The United States has the opportunity to be a world leader in the production of renewable energy. As countries like China take the lead in the global clean energy race, it is imperative that the United States put in place incentives for clean energy that will allow us to lead this critical 21st century industry.
One way to promote renewable energy is through tax incentives that allow clean energy technologies to compete with fossil fuels that have been subsidized for decades. Another means of advancing renewable energy is through passage of a comprehensive bill addressing global warming pollution. For example, robust incentives for renewables have been included in numerous recent comprehensive clean energy and global warming bills like the American Clean Energy and Security Act, which passed the House of Representatives in 2009 but regrettably stalled in the Senate.

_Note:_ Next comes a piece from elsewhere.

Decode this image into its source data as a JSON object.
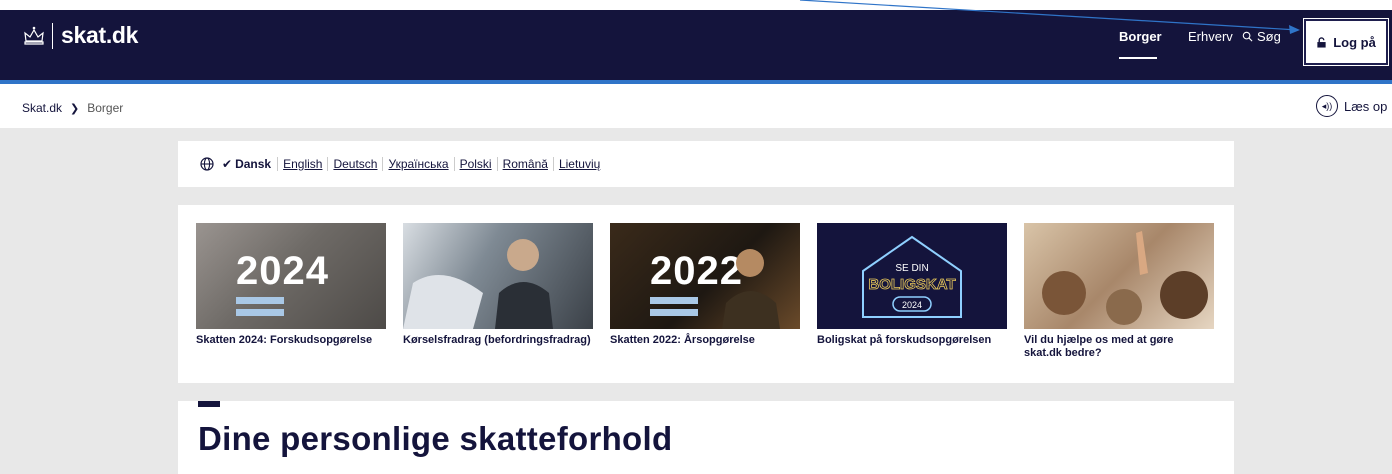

An additional approach to spur renewable energy is through passage of a federal Renewable Electricity Standard (RES), which would require that a certain percentage of the nation’s electricity come from clean sources of energy such as solar, wind, and geothermal. Over half of the fifty states and the District of Columbia have adopted their own state-level RES policies, and LCV is working with our state LCV partners to both strengthen those as well as enact new RES’s in states currently without them. According to the Union of Concerned Scientists, a federal RES that required the United States to produce 25% of its power from renewable energy sources by 2025 would save consumers $64.3 billion on energy bills, in addition to spurring job creation and helping to fight global warming.
Improving energy efficiency is the cheapest and fastest way to reduce global warming emissions. It's a simple concept: modernize buildings and appliances so that they use less energy, which reduces overall electricity demand as well as the need for additional power sources. Through new building designs and efforts to weatherize our homes, we can cut down on the energy needed for heating and cooling buildings. Similarly, home appliances have become more efficient as part of the ENERGY STAR program and through other efficiency standards.

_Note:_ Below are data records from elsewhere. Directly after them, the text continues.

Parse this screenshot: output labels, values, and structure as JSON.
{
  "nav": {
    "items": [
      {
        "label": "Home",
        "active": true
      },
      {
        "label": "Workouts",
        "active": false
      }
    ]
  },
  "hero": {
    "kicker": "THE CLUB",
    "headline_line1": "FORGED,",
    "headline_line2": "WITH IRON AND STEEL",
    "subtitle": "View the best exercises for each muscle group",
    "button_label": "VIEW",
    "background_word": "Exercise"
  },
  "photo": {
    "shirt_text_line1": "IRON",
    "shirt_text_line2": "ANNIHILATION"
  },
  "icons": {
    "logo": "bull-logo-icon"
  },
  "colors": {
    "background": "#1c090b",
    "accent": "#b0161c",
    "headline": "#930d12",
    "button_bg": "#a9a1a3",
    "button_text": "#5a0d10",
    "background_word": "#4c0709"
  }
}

The Energy Independence and Security Act, which Congress passed and was signed into law in 2007, included important provisions to increase energy efficiency. It included incentives and standards for efficiency in buildings and homes and contained light bulb efficiency standards that will reduce global warming pollution by 100 million metric tons per year by 2010.
Numerous bills have been introduced this Congress to further promote energy efficiency. LCV is working to ensure that robust incentives for efficiency are included in any energy package passed by Congress.